Turkey and swiss wrap

Or those healthy choice spicy chicken snack bites.


----------



## veteranvmb (Aug 6, 2009)

The orange flavored hostess cup cakes. I can eat a box for dinner. No problem. 
J


----------



## Reino (Sep 13, 2010)

Erich.......RAYRAY........Zach.......
YOU
ARE 
:bn
FROM THIS THREAD and anyone else part of the BIGGEST LOSER CONETEST!!!!!!

You should be ashamed!!!!!!!:banghead:


----------



## CeeGar (Feb 19, 2007)

I really like pop-tarts....:noidea:


----------



## Batista30 (Sep 13, 2010)

Reino said:


> Erich.......RAYRAY........Zach.......
> YOU
> ARE
> :bn
> ...


John, trust me, Zach doesn't need to lose weight. Let him eat a box of oreos a day. I'll take down the brownies!:biggrin:


----------



## BDog (Oct 19, 2010)

I grew up on Corned Beef Hash for breakfasts in the morning. My dad would open the can and I could hear the thunk of the hash hit the skillet. THUNK! Nothing like processed meat in a can! 

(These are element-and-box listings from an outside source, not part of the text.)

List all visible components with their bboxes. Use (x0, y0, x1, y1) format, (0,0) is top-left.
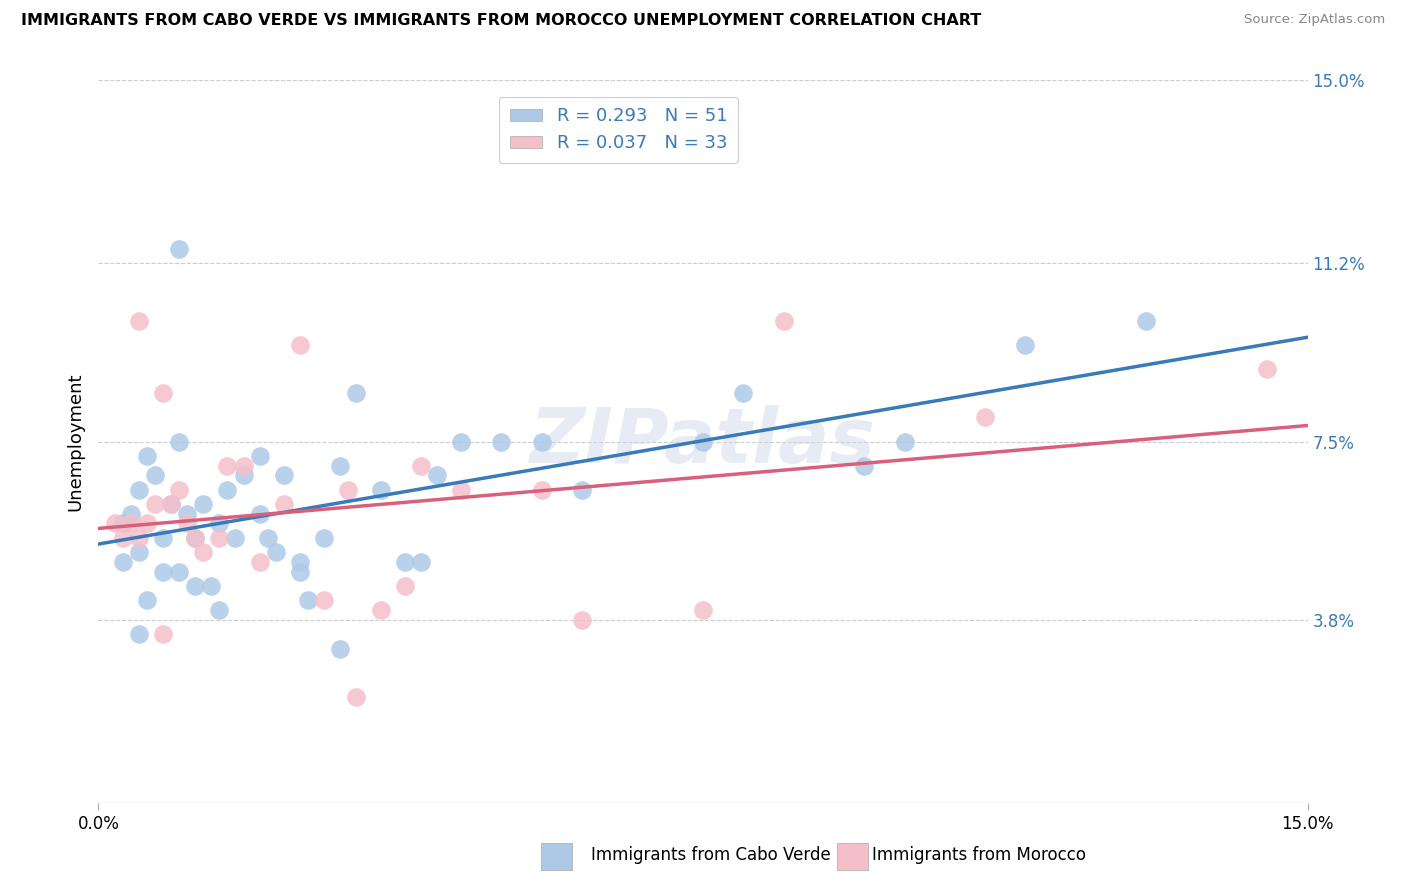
Point (120, 507, 142, 521)
Legend: R = 0.293   N = 51, R = 0.037   N = 33: R = 0.293 N = 51, R = 0.037 N = 33 (499, 96, 738, 163)
Point (370, 483, 392, 497)
Point (111, 555, 134, 569)
Point (135, 593, 157, 607)
Point (450, 483, 472, 497)
Point (571, 613, 593, 627)
Point (893, 434, 915, 449)
Point (152, 565, 174, 579)
Point (288, 338, 311, 352)
Point (152, 627, 174, 641)
Y-axis label: Unemployment: Unemployment (66, 372, 84, 511)
Point (370, 603, 392, 617)
Point (200, 579, 222, 593)
Point (394, 579, 416, 593)
Point (344, 386, 367, 401)
Point (152, 531, 174, 545)
Point (297, 593, 319, 607)
Point (152, 386, 174, 401)
Point (249, 555, 271, 569)
Point (264, 545, 287, 559)
Point (692, 434, 714, 449)
Point (409, 458, 432, 473)
Point (772, 314, 794, 328)
Point (160, 497, 183, 511)
Point (167, 434, 190, 449)
Point (974, 410, 997, 425)
Text: Source: ZipAtlas.com: Source: ZipAtlas.com (1244, 13, 1385, 27)
Point (160, 497, 183, 511)
Point (167, 565, 190, 579)
Point (530, 483, 553, 497)
Point (329, 641, 352, 656)
Text: ZIPatlas: ZIPatlas (530, 405, 876, 478)
Point (143, 497, 166, 511)
Point (176, 516, 198, 531)
Point (184, 531, 207, 545)
Point (249, 507, 271, 521)
Point (853, 458, 876, 473)
Point (111, 531, 134, 545)
Point (103, 516, 125, 531)
Point (208, 516, 231, 531)
Point (120, 516, 142, 531)
Point (128, 531, 150, 545)
Text: IMMIGRANTS FROM CABO VERDE VS IMMIGRANTS FROM MOROCCO UNEMPLOYMENT CORRELATION C: IMMIGRANTS FROM CABO VERDE VS IMMIGRANTS… (21, 13, 981, 29)
Point (256, 531, 278, 545)
Point (167, 242, 190, 256)
Point (135, 516, 157, 531)
Point (184, 531, 207, 545)
Point (135, 449, 157, 463)
Point (232, 458, 254, 473)
Point (1256, 362, 1278, 376)
Point (193, 545, 215, 559)
Point (288, 555, 311, 569)
Point (329, 458, 352, 473)
Point (314, 593, 336, 607)
Point (1014, 338, 1036, 352)
Point (128, 545, 150, 559)
Point (571, 483, 593, 497)
Point (337, 483, 360, 497)
Point (128, 314, 150, 328)
Point (193, 497, 215, 511)
Point (217, 483, 239, 497)
Point (491, 434, 513, 449)
Point (224, 531, 246, 545)
Point (273, 468, 295, 483)
Point (184, 579, 207, 593)
Point (208, 531, 231, 545)
Point (426, 468, 449, 483)
Point (208, 603, 231, 617)
Point (167, 483, 190, 497)
Point (450, 434, 472, 449)
Point (733, 386, 755, 401)
Point (1135, 314, 1157, 328)
Text: Immigrants from Morocco: Immigrants from Morocco (872, 846, 1085, 863)
Point (143, 468, 166, 483)
Point (314, 531, 336, 545)
Point (249, 449, 271, 463)
Text: Immigrants from Cabo Verde: Immigrants from Cabo Verde (591, 846, 831, 863)
Point (344, 690, 367, 704)
Point (128, 627, 150, 641)
Point (232, 468, 254, 483)
Point (217, 458, 239, 473)
Point (128, 483, 150, 497)
Point (111, 516, 134, 531)
Point (288, 565, 311, 579)
Point (394, 555, 416, 569)
Point (692, 603, 714, 617)
Point (273, 497, 295, 511)
Point (530, 434, 553, 449)
Point (409, 555, 432, 569)
Point (176, 507, 198, 521)
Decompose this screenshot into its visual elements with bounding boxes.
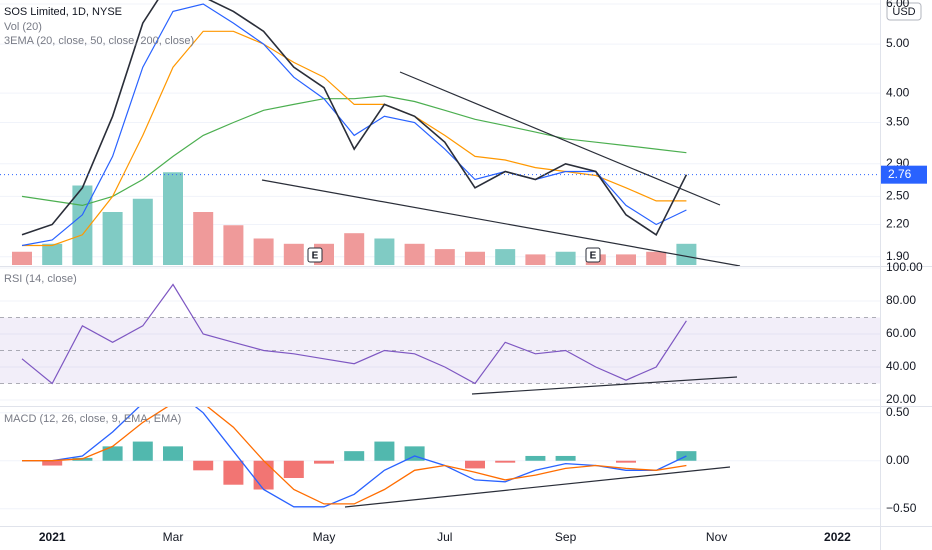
earnings-marker	[307, 247, 323, 263]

I grew to like it. I dont eat it anymore although I would if the opportunity presents itself.

Ate brunschwager and liverwurst as well. Spread on White bread with lots of mayo. Good stuff.

Current "guilty" pleasure food? Hmm? Pumpkin waffles. I have a great recipe for Pumpkin waffles that I make every year during the winter (usually around Thanksgiving or Halloween) it has such great spices in (clove, cinnamon, ginger) that it fills the house with scents that are warming and comforting. I started late this year when I made it and tweaked the ingredients just a little. Best batch I have made in quite some time! Gone in 2-3 days!


----------



## Reino (Sep 13, 2010)

Batista30 said:


> John, trust me, Zach doesn't need to lose weight. Let him eat a box of oreos a day. I'll take down the brownies!:biggrin:


Don't let him eat a box of anything!!!!!!!


----------



## fishkilla (Jan 29, 2011)

Love any cheese cake. but all time favorite is the oreo cheese cake. Almost had a whole one to myself before i thought about it and when i did almost came back up. LOL. But still all time favorites.


----------



## szyzk (Nov 27, 2010)

I've had to travel back and forth to Erie, PA quite a bit in the last few weeks... Every time I've went I've stopped at a small little Indian restaurant and picked up an order of gobi aloo, dal tadaka and a few pieces of garlic & cilantro naan... And I don't feel a damn bit guilty about it.


----------



## HWiebe (Jul 13, 2010)

Zfog said:


> I used to binge on cupcakes. Now I average a box of oreos daily!


My wife laughs at me cause I sit on the couch before bed and eat half a dozen Oreos with milk and read Cigar Aficionado mag. Like the distinguished child that I am.


----------



## Animal (Sep 27, 2010)

Haven't done this in a while, but here goes....

Metric butt-load of vanilla ice cream+2 king size Butterfingers+blender. Drink it out of a GNC bottle for irony. Friggin Animal shake.


----------



## rocketmann82 (Jun 20, 2010)

In a word BACON!!! Added to or put in just about anything.


----------



## Rosie (Jul 10, 2010)

Pig Newtons. Take the Spam of your choice, cut it into small squares, and wrap them in Pillsbury croissant dough so that they resemble Fig Newtons. Stick em in the oven, et voila! Pair it with your favorite mustard (for me it's Colman's or Bertman's) for dipping, and you have a guilty white trash treat! 

Cheers,

Rosie


----------